Hasil penelitian dari Zafra dan Retamero (2012) menunjukkan bahwa terdapat kecenderungan perubahan karakteristik gender pada pria dan wanita dalam dekade terakhir, khususnya bagaimana maskulinitas lebih berkembang pada wanita dibandingkan perkembangan feminitas pada pria. Sejumlah hasil studi terdahulu menunjukkan bahwa seorang pemimpin wanita dengan karakter maskulin akan lebih diterima dibandingkan pria (Helgeson, 2011). Di samping itu, dikotomi maskulin-feminim ini juga berkaitan erat dengan gaya kepemimpinan. Sejumlah penelitian lain menunjukkan bahwa wanita cenderung lebih memiliki gaya kepemimpinan transformasional, sedangkan laki-laki lebih dekat dengan gaya kepemimpinan transaksional (Stempel, Rigotti, & Mohr, 2015). Kepemimpinan gaya transformasional lebih menekankan pada kepemimpinan kharsimatik dan inspirasi motivasional. Hal ini diakomodasi oleh tim Power rangers time force, ketika mereka menjadikan ranger pink yang seorang wanita sebagai pemimpin di saat timnya kehilangan ranger merah. Artinya, itu terjadi dalam kondisi darurat. Mirip seperti ketika Indonesia di masa awal reformasi yang tidak stabil, ditambah kondisi chaos pasca lengsernya Gus Dur, maka Megawati pun diangkat sebagai Presiden. Hal ini berbeda dengan dalam kondisi normal, maka kembali lagi akan lebih diharapkan pemimpin wanita yang mengakomodasi gaya maskulin, seperti yang terjadi pada tim Power rangers super samurai yang juga menjadikan wanita sebagai pemimpin tim, namun tetap berkostum merah. Ini yang mungkin juga terjadi pada Selandia Baru dan Finlandia, yang menjadikan wanita muda sebagai Perdana Menteri.
Secara umum, motivasi menjadi pemimpin boleh dikatakan telah mulai berimbang antara laki-laki dan wanita.
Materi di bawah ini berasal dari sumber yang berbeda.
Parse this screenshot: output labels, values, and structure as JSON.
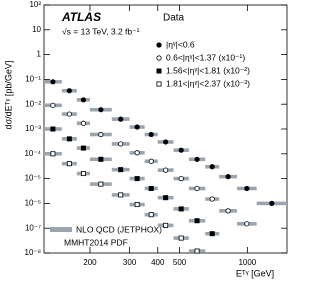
{
  "chart_data": {
    "type": "scatter",
    "experiment": "ATLAS",
    "data_label": "Data",
    "energy_label": "√s = 13 TeV, 3.2 fb⁻¹",
    "x_label": "Eᵀᵞ [GeV]",
    "y_label": "dσ/dEᵀᵞ [pb/GeV]",
    "band_label": "NLO QCD (JETPHOX)",
    "pdf_label": "MMHT2014 PDF",
    "band_color": "#9aa5ad",
    "log_x": true,
    "log_y": true,
    "xlim": [
      125,
      1500
    ],
    "xticks": [
      200,
      300,
      400,
      500,
      1000
    ],
    "ylim": [
      1e-08,
      100
    ],
    "yticks": [
      {
        "value": 1e-08,
        "label": "10⁻⁸"
      },
      {
        "value": 1e-07,
        "label": "10⁻⁷"
      },
      {
        "value": 1e-06,
        "label": "10⁻⁶"
      },
      {
        "value": 1e-05,
        "label": "10⁻⁵"
      },
      {
        "value": 0.0001,
        "label": "10⁻⁴"
      },
      {
        "value": 0.001,
        "label": "10⁻³"
      },
      {
        "value": 0.01,
        "label": "10⁻²"
      },
      {
        "value": 0.1,
        "label": "10⁻¹"
      },
      1,
      10,
      {
        "value": 100,
        "label": "10²"
      }
    ],
    "series": [
      {
        "name": "|ηᵞ|<0.6",
        "marker": "circle",
        "filled": true,
        "color": "#000000",
        "bins": [
          125,
          150,
          175,
          200,
          250,
          300,
          350,
          400,
          470,
          550,
          650,
          750,
          900,
          1100,
          1500
        ],
        "values": [
          0.08,
          0.035,
          0.015,
          0.006,
          0.0025,
          0.0012,
          0.0006,
          0.0003,
          0.00014,
          6e-05,
          3e-05,
          1.2e-05,
          4e-06,
          1e-06
        ]
      },
      {
        "name": "0.6<|ηᵞ|<1.37 (x10⁻¹)",
        "marker": "circle",
        "filled": false,
        "color": "#000000",
        "bins": [
          125,
          150,
          175,
          200,
          250,
          300,
          350,
          400,
          470,
          550,
          650,
          750,
          900,
          1100
        ],
        "values": [
          0.009,
          0.004,
          0.0017,
          0.0006,
          0.00025,
          0.00011,
          5e-05,
          2.2e-05,
          1e-05,
          4e-06,
          1.5e-06,
          5e-07,
          1.5e-07
        ]
      },
      {
        "name": "1.56<|ηᵞ|<1.81 (x10⁻²)",
        "marker": "square",
        "filled": true,
        "color": "#000000",
        "bins": [
          125,
          150,
          175,
          200,
          250,
          300,
          350,
          400,
          470,
          550,
          650,
          750
        ],
        "values": [
          0.001,
          0.0004,
          0.00017,
          6e-05,
          2.3e-05,
          1e-05,
          4e-06,
          1.7e-06,
          6e-07,
          2e-07,
          6e-08
        ]
      },
      {
        "name": "1.81<|ηᵞ|<2.37 (x10⁻³)",
        "marker": "square",
        "filled": false,
        "color": "#000000",
        "bins": [
          125,
          150,
          175,
          200,
          250,
          300,
          350,
          400,
          470,
          550,
          650
        ],
        "values": [
          0.0001,
          4e-05,
          1.6e-05,
          6e-06,
          2.2e-06,
          9e-07,
          3.5e-07,
          1.3e-07,
          4e-08,
          1.2e-08
        ]
      }
    ]
  }
}
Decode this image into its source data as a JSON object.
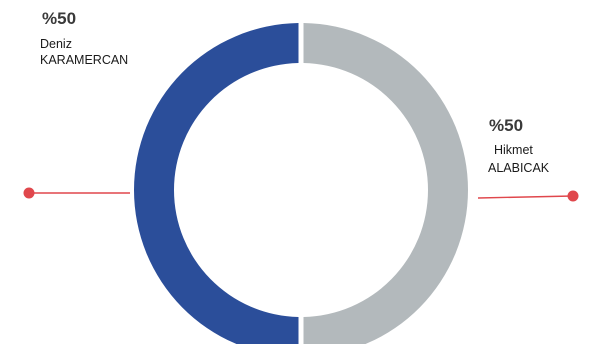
{
  "chart_data": {
    "type": "pie",
    "variant": "donut",
    "title": "",
    "slices": [
      {
        "percent_label": "%50",
        "name_line1": "Deniz",
        "name_line2": "KARAMERCAN",
        "value": 50,
        "color": "#2b4e9a"
      },
      {
        "percent_label": "%50",
        "name_line1": "Hikmet",
        "name_line2": "ALABICAK",
        "value": 50,
        "color": "#b3b9bc"
      }
    ],
    "legend": "none",
    "leader_color": "#e0474c"
  }
}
Boleh dikatakan, pengaruh dari Power rangers ataupun film model lawas lain yang masih mengandung bias gender sudah mulai memudar, di samping karena film-film itu sendiripun sudah mulai lebih fokus pada kesetaraan gender. Meski demikian, motivasi memimpin itu tak langsung berkorelasi pada gaya kepemimpinan yang dipergunakan, apakah maskulin atau feminim. Jadi, anak-anak generasi Z atau bahkan Alpha masih bisa menjadikan ranger merah sebagai idolanya. Bedanya, kini tidak harus selalu anak laki-laki, namun juga perempuan.
Referensi:
Helgeson, V.S. (2011). The psychology of gender, 4th ed. NY: Pearson.
Stempel, C.R., Rigotti, T., & Mohr, G. (2011). Think transformational leadership – think female? Leadership, 11(3), 259-280.
Zafra, E.L. & Retamero, R.G. (2012). Do gender stereotypes changes? The dynamic of gender stereotypes in Spain. Journal of Gender Studies, 21(2), 169-183.